Context curation — feed the agent only what matters
I treat prompt context as an engineering budget:
- Context manifest: list only schemas, public interfaces, and minimal examples; exclude generated/vendor code.
- Diff‑aware prompting: provide changed hunks plus a small window (5–15 lines), not whole files.

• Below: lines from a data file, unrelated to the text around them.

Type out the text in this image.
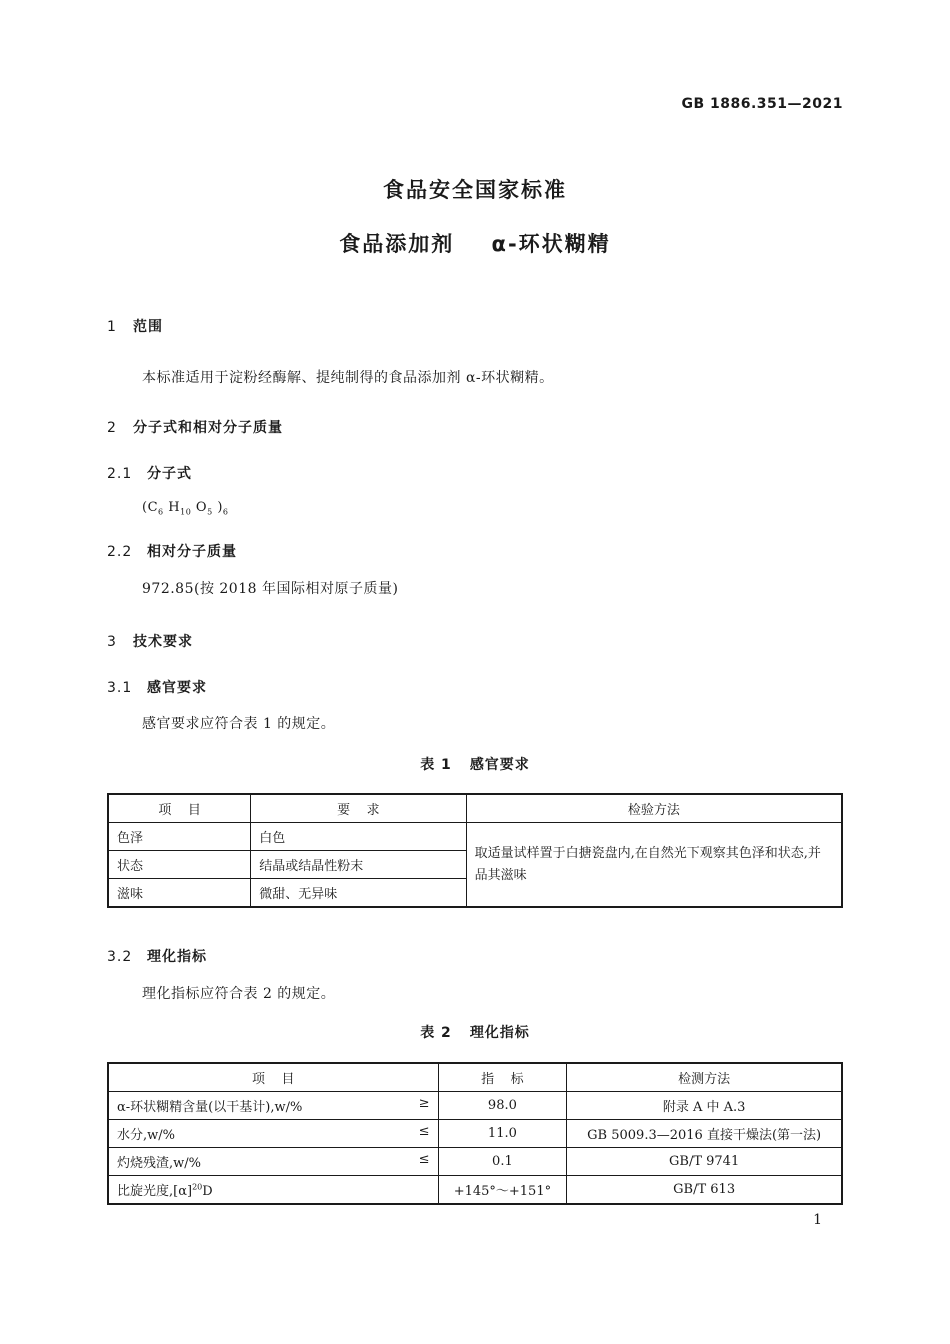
GB 1886.351—2021
食品安全国家标准
食品添加剂    α-环状糊精
1 范围
本标准适用于淀粉经酶解、提纯制得的食品添加剂 α-环状糊精。
2 分子式和相对分子质量
2.1 分子式
($C_6$ $H_{10}$ $O_5$ )$_6$
2.2 相对分子质量
972.85(按 2018 年国际相对原子质量)
3 技术要求
3.1 感官要求
感官要求应符合表 1 的规定。
表 1 感官要求
项    目	要    求	检验方法
色泽	白色	取适量试样置于白搪瓷盘内,在自然光下观察其色泽和状态,并品其滋味
状态	结晶或结晶性粉末	
滋味	微甜、无异味	
3.2 理化指标
理化指标应符合表 2 的规定。
表 2 理化指标
项    目	指    标	检测方法
α-环状糊精含量(以干基计),w/% ≥	98.0	附录 A 中 A.3
水分,w/% ≤	11.0	GB 5009.3—2016 直接干燥法(第一法)
灼烧残渣,w/% ≤	0.1	GB/T 9741
比旋光度$,[\alpha]^{20}D$	+145°～+151°	GB/T 613
1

- Golden snippets index: let the agent retrieve tagged canonical examples instead of pasting large blobs.
- Guardrails first: “Do not invent fields beyond schema; fail closed; ask for missing inputs.”
Principles for Spec‑Driven, AI‑Assisted SDKs
Principle | Description |
---|---|
Separate generated vs human‑governed code | Models are generated; business logic is human‑owned and reviewed. Never mix. |
Ship the smallest working unit first | Real feedback drives ergonomics. |
Golden tests for major RPCs | Capture and replay requests/responses as the regression and audit baseline. |
Curate and budget context | Feed only what’s necessary — small, precise, reproducible. |
Specs give AI a sandbox — and AI makes specs come alive.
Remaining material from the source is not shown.